The criminalization of fathers is further consolidated through child support burdens, which constitute the financial fuel of the divorce machinery, underwriting divorce and giving everyone involved further incentives to remove children from their fathers.

In the current issue of the journal Society, Bryce Christensen of the Howard Center for Family, Religion, and Society describes "the linkage between aggressive child-support policies and the erosion of wedlock." Christensen argues that the advocates of ever-more-aggressive measures for collecting child support have trampled on the prerogatives of local government, have moved us a dangerous step closer to a police state, and have violated the rights of innocent and often impoverished fathers.

Research by Braver and others has undermined most justifications for the multi-billion dollar criminal enforcement machinery. Described by Front Page Magazine as "the most important work of conservative social science in a decade," Braver's study showed that no serious problem of nonpayment exists, since "estimated" arrearages have no basis in hard figures but are compiled entirely from surveys.

Child support obligations are determined less by the needs of children than by the politics of interest groups. Guidelines are set not by economists but by the agencies and courts (and even private firms) who enforce and adjudicate them, raising questions about the separation of powers and the constitutionality of the process. The more onerous the child support levels, and the more arrearages, the more demand for enforcement powers and personnel. These groups can create precisely the "deadbeats" on which their livelihood depends.

Federal incentive payments of 6-10% on each dollar collected impel states to channel all child support payments (including current ones) through the criminal enforcement machinery, further criminalizing parents and leading agencies to pursue every dollar they can. The federal government also pays two-thirds of states' collection costs and 90% of computer costs. Federal taxpayers are effectively subsidizing divorce, and laws created to deal with the relatively few men who truly abandon their offspring have been hijacked to build a self-financing divorce machine.
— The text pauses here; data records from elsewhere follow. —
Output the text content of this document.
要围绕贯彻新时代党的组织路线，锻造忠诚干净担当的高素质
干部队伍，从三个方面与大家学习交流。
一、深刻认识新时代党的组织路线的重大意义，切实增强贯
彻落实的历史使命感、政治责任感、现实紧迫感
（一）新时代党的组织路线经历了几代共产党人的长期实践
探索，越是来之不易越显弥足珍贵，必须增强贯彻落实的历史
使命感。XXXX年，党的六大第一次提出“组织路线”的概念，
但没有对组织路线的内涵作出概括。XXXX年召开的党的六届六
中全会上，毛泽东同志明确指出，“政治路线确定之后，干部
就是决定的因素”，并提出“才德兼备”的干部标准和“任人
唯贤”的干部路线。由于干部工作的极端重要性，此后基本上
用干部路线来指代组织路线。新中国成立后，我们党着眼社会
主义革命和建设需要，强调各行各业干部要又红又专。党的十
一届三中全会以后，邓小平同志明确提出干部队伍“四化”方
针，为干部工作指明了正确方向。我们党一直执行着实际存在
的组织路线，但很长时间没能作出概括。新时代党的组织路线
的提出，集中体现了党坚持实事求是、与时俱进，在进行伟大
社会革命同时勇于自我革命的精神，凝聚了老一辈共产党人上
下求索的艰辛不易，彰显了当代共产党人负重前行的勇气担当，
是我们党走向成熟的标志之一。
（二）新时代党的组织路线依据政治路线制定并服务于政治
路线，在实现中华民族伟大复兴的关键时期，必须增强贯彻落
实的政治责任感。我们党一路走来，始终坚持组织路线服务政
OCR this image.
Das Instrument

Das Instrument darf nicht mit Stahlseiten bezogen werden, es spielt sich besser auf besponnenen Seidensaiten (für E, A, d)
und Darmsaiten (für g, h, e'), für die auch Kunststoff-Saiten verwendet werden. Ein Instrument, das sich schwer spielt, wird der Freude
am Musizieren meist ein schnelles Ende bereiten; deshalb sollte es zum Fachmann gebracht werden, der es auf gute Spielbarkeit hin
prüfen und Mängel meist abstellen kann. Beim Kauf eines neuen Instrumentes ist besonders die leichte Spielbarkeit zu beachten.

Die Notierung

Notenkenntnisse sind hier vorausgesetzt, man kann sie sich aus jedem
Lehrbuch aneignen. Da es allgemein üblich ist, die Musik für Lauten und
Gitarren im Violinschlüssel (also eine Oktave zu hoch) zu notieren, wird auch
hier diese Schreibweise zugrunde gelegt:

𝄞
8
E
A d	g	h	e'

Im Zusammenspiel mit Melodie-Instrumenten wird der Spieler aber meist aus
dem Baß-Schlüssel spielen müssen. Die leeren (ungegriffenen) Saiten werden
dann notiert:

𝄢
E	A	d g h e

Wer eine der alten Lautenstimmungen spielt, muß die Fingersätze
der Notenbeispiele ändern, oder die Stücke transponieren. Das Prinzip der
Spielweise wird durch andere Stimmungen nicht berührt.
As the logic of involuntary divorce plays itself out, we now find divorce being forced on not only one parent but both. Mothers are not simply being enticed into divorcing with financial incentives; they are being forced into it with threats against their children. Last February, the Massachusetts News broke the story of Heidi Howard, who was ordered by the state's Department of Social Services to divorce her husband or lose her children, though the department acknowledged neither parent had been violent. When she refused, social workers seized her children and attempted to terminate the Howards' parental rights. Massachusetts News reporter Nev Moore reports hundreds of such cases.

G.K. Chesterton wrote that "the ideal for which the family stands is liberty." It is hardly accidental that a governmental regime founded upon betrayal and broken promises must ultimately depend for its survival on the betrayal of public trust by office-holders. When we not only condone broken promises but marshal the state apparatus to protect ourselves from their consequences we have poisoned the waters of justice and created something very dangerous indeed.

--Dr. Baskerville teaches political science at Howard University in Washington, D.C. He earned his Ph.D. in political science from the London School of Economics.

Family Policy, vol. 15, no. 1 (January-February 2002), pp. 5-7 (published by the Family Research Council).